The Vermont legislature passed a bill to legalize marijuana possession and cultivation for adults 21 and older in 2018, but the measure did not include provisions allowing for legal sales. Even gifting marijuana was deemed illegal by Vermont’s attorney general, so the only legal way to obtain cannabis in the state is to grow your own.
Vermont’s Senate passed a bill to legalize and regulate commercial cultivation and retail sales of cannabis in a veto-proof supermajority vote last year. An amended version of the bill was approved by House members in February. House Speaker Johnson said she expects a specially-appointed committee to convene in August to harmonize the pending bills into a joint piece of legislation, once urgent COVID-19 matters have been addressed.
“It requires an awful lot of energy and attention from the administration, and they’re a little busy right now with their focus on the places that it needs to be in getting us through this crisis,” she said.
“There are a lot of different bills that the legislature has put a lot of hard work into, and we will slowly be getting back to those bills as we move through this phase and our economy begins to open up. We’ll get around to discussing it, but we’re focused where we need to be for Vermonters at the moment,” she added.
Johnson also noted that establishment of a legal cannabis market in Vermont would take time and money, with provisions of SB 54 projecting a budget deficit for the program in its first three years.
David Silberman, a cannabis reform advocate and attorney, agreed the pending marijuana sales bill does “envision a slow multi-year rollout,” but says Vermont lawmakers could choose to expedite the process given the gravity of the current economic outlook.
“In light of the pressing need to replace jobs and revenues lost to COVID, the conference committee should take a look at the Nevada model, and roll out a system of emergency regulations that would get storefront adult-use sales started by fall, and give our existing base of growers a legal alternative to their current market,” Silberman said.
Nevada established an adult-use cannabis market within a year of voters approving a recreational marijuana legalization ballot measure in November, 2016.
Vermont Gov. Phil Scott (R) signed the initial cannabis legalization bill into law but is not convinced by calls to allow adult-use sales. Scott has cited traffic safety as a big concern in the past, but according to an administration official the governor is “at the table” in the discussions and positive about the possibility of using marijuana sales tax revenue to fund his signature after-school program proposal.
House Speaker Johnson’s remarks are welcome news to marijuana reform advocates at a time when cannabis legalization bills and petition drives across the country are being suspended due to the COVID-19 pandemic, as is the case in New York and Missouri.
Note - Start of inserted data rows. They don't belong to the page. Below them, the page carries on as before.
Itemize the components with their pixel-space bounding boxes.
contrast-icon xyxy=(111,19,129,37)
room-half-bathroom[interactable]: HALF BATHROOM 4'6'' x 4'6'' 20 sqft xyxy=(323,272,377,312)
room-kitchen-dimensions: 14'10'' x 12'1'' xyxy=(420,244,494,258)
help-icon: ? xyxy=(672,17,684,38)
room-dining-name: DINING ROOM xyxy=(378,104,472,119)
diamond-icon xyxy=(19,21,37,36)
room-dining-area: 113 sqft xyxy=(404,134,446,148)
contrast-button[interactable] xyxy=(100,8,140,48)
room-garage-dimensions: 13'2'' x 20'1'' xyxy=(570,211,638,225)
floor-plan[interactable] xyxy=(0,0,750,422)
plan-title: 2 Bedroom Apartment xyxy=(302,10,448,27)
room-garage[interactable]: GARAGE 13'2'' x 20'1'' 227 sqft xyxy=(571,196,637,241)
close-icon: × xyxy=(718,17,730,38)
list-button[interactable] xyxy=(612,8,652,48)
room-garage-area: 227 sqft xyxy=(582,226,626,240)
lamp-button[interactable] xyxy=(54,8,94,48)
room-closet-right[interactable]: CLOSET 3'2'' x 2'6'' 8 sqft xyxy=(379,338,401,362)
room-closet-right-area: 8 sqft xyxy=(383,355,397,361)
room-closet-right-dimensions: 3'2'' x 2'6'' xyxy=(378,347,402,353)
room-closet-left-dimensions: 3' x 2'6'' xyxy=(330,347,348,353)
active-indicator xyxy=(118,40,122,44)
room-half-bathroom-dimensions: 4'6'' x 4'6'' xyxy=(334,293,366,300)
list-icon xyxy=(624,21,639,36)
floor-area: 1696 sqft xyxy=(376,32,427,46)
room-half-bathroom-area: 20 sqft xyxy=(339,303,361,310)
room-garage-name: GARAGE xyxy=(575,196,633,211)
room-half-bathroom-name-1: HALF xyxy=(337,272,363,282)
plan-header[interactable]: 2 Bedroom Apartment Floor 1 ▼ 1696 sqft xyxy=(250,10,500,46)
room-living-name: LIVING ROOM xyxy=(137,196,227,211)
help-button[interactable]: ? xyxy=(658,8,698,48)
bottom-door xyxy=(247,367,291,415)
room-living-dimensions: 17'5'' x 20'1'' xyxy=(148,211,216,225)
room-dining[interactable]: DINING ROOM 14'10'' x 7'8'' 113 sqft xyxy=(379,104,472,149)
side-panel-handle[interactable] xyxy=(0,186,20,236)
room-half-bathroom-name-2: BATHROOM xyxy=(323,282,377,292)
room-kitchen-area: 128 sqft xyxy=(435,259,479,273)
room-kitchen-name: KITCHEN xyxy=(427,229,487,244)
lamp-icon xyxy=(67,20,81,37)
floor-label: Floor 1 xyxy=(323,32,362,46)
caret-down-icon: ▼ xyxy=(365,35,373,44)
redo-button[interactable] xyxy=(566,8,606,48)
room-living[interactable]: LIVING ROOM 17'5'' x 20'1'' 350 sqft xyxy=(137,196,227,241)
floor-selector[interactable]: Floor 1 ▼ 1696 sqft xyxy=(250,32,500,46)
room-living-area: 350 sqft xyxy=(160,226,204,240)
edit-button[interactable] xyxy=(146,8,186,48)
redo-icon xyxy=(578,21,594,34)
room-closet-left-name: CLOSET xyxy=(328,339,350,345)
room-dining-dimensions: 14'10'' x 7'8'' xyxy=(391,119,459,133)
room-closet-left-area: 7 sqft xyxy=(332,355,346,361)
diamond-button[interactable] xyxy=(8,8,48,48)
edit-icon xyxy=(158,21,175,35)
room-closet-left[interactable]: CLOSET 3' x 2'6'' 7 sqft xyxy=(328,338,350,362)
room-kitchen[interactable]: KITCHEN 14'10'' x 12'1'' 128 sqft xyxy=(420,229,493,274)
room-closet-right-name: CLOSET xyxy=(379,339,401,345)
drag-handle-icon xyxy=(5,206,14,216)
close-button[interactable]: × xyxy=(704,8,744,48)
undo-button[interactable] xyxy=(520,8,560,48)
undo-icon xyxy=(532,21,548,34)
Others continue to pursue marijuana reform whilst adapting to the new situation, with Nebraska’s medical marijuana campaign relaunching its signature drive in a way that respects coronavirus social distancing guidelines.
While marijuana legalization is generally less of a priority for lawmakers now, many states which have legalized cannabis now deem it to be an essential service, with Washington, D.C. including medical marijuana delivery provisions in its emergency coronavirus policy.